How to encourage this kind of cognitive reappraisal? Perhaps we could harness the power of social media to conduct a kind of collective cultural training in which we learn to reappraise the freezing that occurs in dangerous situations. In most of us, freezing will occur no matter what. It’s just a matter of how long it will last.
Hate that we need to think about this, but it reminds me of the over-learning done to be able to function in high-stress, quick-action-requiring, emergency situations like EMS. I readily admit to reverting to this, even now, from the Laws of the House of God:
No. 3: AT A CARDIAC ARREST, THE FIRST PROCEDURE IS TO TAKE YOUR OWN PULSE.
In times of stress, the bottom line is that if you can get yourself on the path of what you know and know that you need to do, you can usually get going down that path without overthinking it. Just do it as they say. Do or don’t do, no try. A-B-C = airway, breathing, circulation. Protect the rescuer.

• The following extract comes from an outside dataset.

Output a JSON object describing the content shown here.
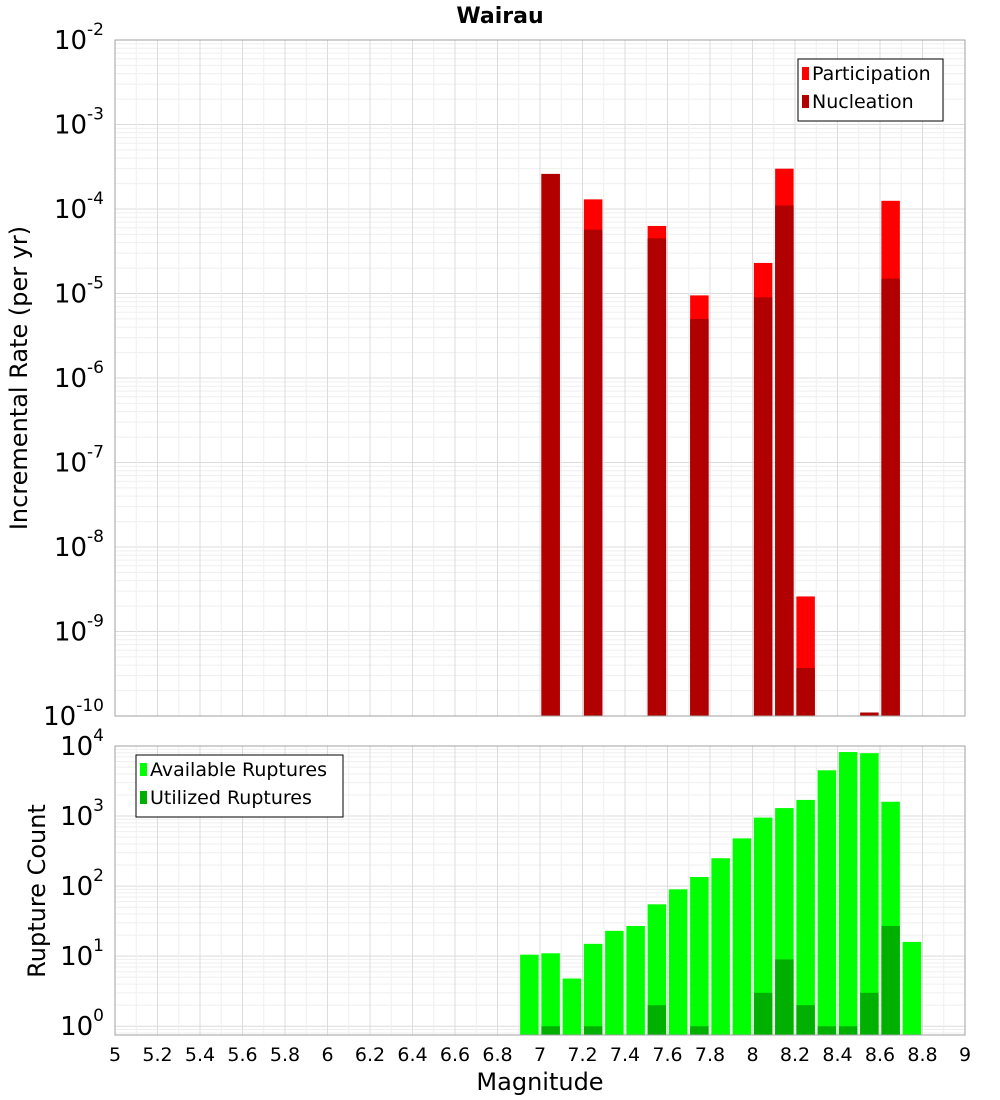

In the movies, the hero is the one who acts, quicker than the others and often instinctively, to do what has to be done. While current times say we can help ourselves be prepared by thinking about situations in advance, it takes more than a few minutes of reading “Run, Hide, Fight” on a screen to be ready. You need to be able to recognize the situation and yell, if only in your head – RUN – to get yourself unstuck and having the ability (not courage) to do.